Frau Präsidentin! Meine sehr verehrten Damen und Herren! Herr Kollege Hauser hat vorhin seine Rede damit begonnen, daß es im Grunde eine weitgehende Übereinstimmung gebe. Die CDU/CSU sagt zu jedem Einzelvorschlag ja, zu allem zusammen, dem Einzelplan, dann allerdings nein. Ich will ein bißchen. Wasser in diesen Wein schütten. Ich will Sie noch einmal ansprechen, nachdem Sie beide, Sie, Herr Hauser, und Sie, Herr Dr. Schneider, vermieden haben, auf das einzugehen, was Herr Biedenkopf im September 1978 von dieser Stelle aus gesagt hat. Herr Biedenkopf hat damals gefordert, die öffentlichen Haushalte zu konsolidieren. Die öffentliche Hand solle weniger Geld ausgeben. Dann hat er versucht, festzustellen, wo denn das möglich sei. Dazu hat er formuliert:
Einer dieser Bereiche
— wo gespart werden soll, wo weniger Geld ausgegeben werden soll —
wäre z. B. der soziale Wohnungsbau. Der soziale Wohnungsbau hat seit Jahren — das ist unter Fachleuten völlig unbestritten — jede soziale Bedeutung verloren.
Uns fehlt immer noch Ihre Aussage, wie Sie denn nun eigentlich dazu stehen. Das müssen wir doch wohl wissen. Im Augenblick weiß man doch bei Ihnen nicht so recht, ob nicht schon der Herr Biedenkopf klammheimlich die Schattenkabinettsliste gemacht hat und dann irgendwann einmal zu sagen haben wird, wie Sie denn zum sozialen Wohnungsbau stehen.
Herr Kollege, gestattten Sie eine Zwischenfrage?

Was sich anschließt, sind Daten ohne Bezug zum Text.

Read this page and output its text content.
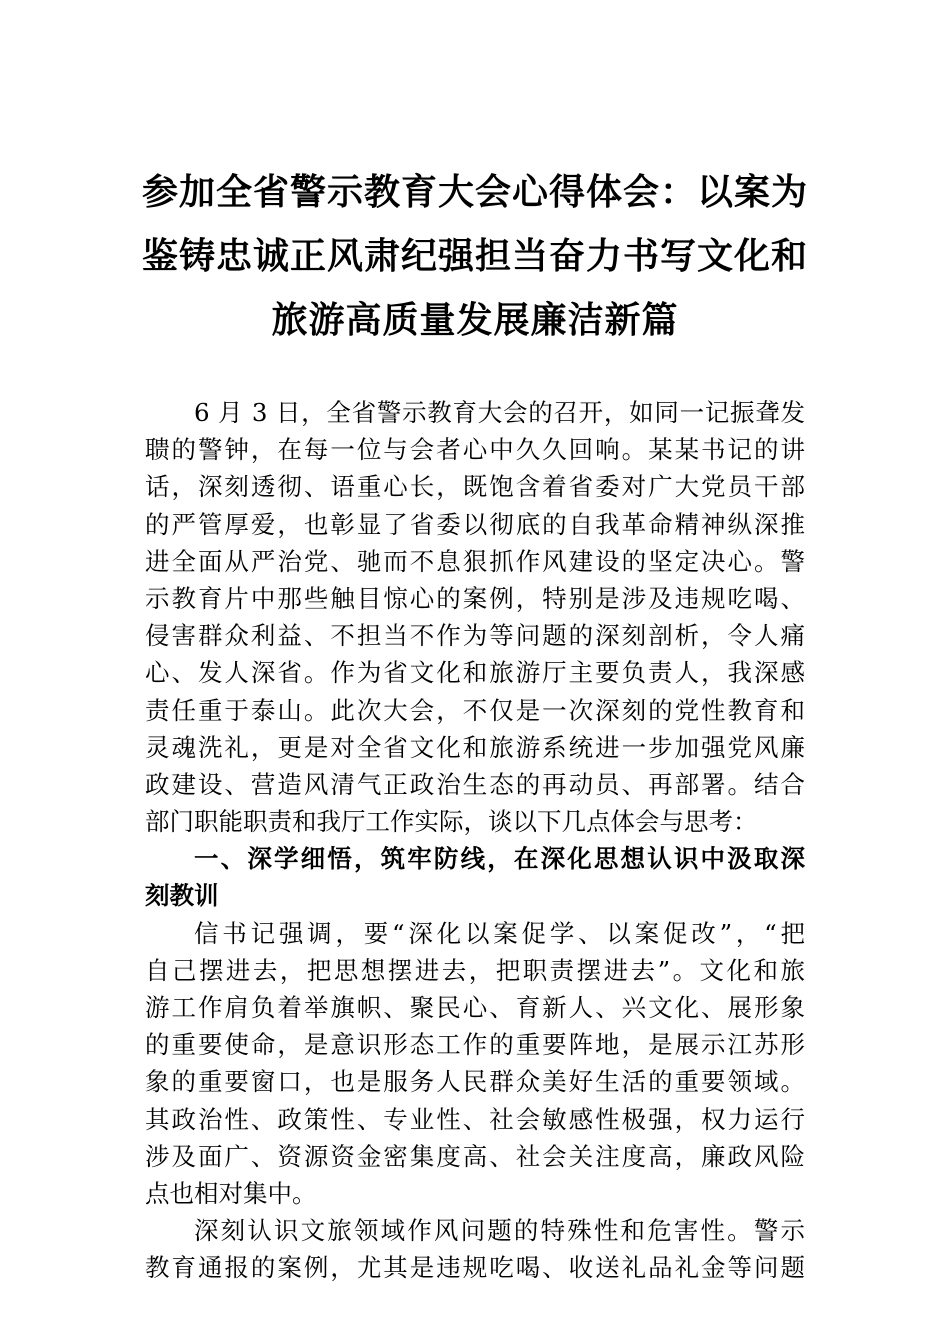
参加全省警示教育大会心得体会：以案为
鉴铸忠诚正风肃纪强担当奋力书写文化和
旅游高质量发展廉洁新篇
6 月 3 日，全省警示教育大会的召开，如同一记振聋发
聩的警钟，在每一位与会者心中久久回响。某某书记的讲
话，深刻透彻、语重心长，既饱含着省委对广大党员干部
的严管厚爱，也彰显了省委以彻底的自我革命精神纵深推
进全面从严治党、驰而不息狠抓作风建设的坚定决心。警
示教育片中那些触目惊心的案例，特别是涉及违规吃喝、
侵害群众利益、不担当不作为等问题的深刻剖析，令人痛
心、发人深省。作为省文化和旅游厅主要负责人，我深感
责任重于泰山。此次大会，不仅是一次深刻的党性教育和
灵魂洗礼，更是对全省文化和旅游系统进一步加强党风廉
政建设、营造风清气正政治生态的再动员、再部署。结合
部门职能职责和我厅工作实际，谈以下几点体会与思考：
一、深学细悟，筑牢防线，在深化思想认识中汲取深
刻教训
信书记强调，要“深化以案促学、以案促改”，“把
自己摆进去，把思想摆进去，把职责摆进去”。文化和旅
游工作肩负着举旗帜、聚民心、育新人、兴文化、展形象
的重要使命，是意识形态工作的重要阵地，是展示江苏形
象的重要窗口，也是服务人民群众美好生活的重要领域。
其政治性、政策性、专业性、社会敏感性极强，权力运行
涉及面广、资源资金密集度高、社会关注度高，廉政风险
点也相对集中。
深刻认识文旅领域作风问题的特殊性和危害性。警示
教育通报的案例，尤其是违规吃喝、收送礼品礼金等问题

Bitte schön, Herr Dr. Schneider.
Herr Kollege Müntefering, darf ich Sie daran erinnern, daß ich in einer Ausschußsitzung laut Protokoll vom 27. September dazu präzise Stellung bezogen habe,
daß der Wohnungsbau und der soziale Wohnungsbau für die CDU/CSU-Fraktion eine Daueraufgabe ist, der wir uns alle politisch verpflichtet fühlen?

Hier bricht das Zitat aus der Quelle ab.